Parents often express fear that their children will be the victims of retaliation as a result of retaining an attorney to assist their children. I have never encountered retaliation against a child as a result of representation. This is not to say that it could never occur. Certainly, parents should expect that some educators will be unhappy if parents are advocates for their children, but those are adult problems that are much less important than their children’s education.

Parents often tell me that they fear deterioration in their relationships with educators will occur if they retain an attorney. My response: “How good can the relationship be, and how important is it, if your child is not receiving an appropriate education?”

The first step in getting children with disabilities what they need is writing appropriate IEPs. The next, and essential, step is insuring that educators follow the IEPs. If parents have tools to monitor IEP implementation, they can increase the likelihood that IEPs will be followed. Therefore, I advocate for inclusion of structured school-to-home communications in IEPs. Also, I advise parents that they need to immediately contact educators if IEPs are not being followed. Direct contact by the parents is more efficient than attorney-to-attorney contact, but the latter is an option if the former is not effective.
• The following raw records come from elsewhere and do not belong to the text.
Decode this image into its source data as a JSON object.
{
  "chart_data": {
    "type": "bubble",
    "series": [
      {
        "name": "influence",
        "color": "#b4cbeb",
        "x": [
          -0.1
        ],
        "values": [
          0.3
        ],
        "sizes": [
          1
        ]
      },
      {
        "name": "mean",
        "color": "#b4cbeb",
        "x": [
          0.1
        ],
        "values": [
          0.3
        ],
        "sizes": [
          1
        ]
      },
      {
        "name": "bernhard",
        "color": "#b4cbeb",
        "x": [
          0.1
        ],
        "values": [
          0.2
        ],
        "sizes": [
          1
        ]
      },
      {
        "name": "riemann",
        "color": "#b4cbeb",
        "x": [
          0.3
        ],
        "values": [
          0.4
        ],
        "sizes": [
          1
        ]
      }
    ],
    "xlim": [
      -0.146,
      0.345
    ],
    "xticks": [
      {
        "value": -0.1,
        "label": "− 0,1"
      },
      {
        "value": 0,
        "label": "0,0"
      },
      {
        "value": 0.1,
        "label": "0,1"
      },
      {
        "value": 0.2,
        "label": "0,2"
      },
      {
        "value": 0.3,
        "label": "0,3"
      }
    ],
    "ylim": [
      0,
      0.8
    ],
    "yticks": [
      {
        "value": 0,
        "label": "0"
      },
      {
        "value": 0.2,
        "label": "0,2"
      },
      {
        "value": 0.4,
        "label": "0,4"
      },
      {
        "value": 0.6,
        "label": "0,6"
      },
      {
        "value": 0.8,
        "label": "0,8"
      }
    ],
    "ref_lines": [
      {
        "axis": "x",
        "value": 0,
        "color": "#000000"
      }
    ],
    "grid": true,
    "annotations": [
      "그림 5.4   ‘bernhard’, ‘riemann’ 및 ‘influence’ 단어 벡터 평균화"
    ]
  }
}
No attorney can guarantee a particular outcome. Clients should be wary of any attorney who promises success in achieving a client’s goals.

Open communications between clients and attorneys are essential. Without full disclosure and information, attorneys cannot effectively represent and advise clients. I encourage clients to keep me fully informed and I strive to fully and promptly inform them. I typically do not charge clients for emails and voice mails that only give status information and do not ask for advice or action. I never charge clients for questions about my fees or invoices. I always return telephone calls quickly and do my utmost to be available when clients are available and when they need assistance.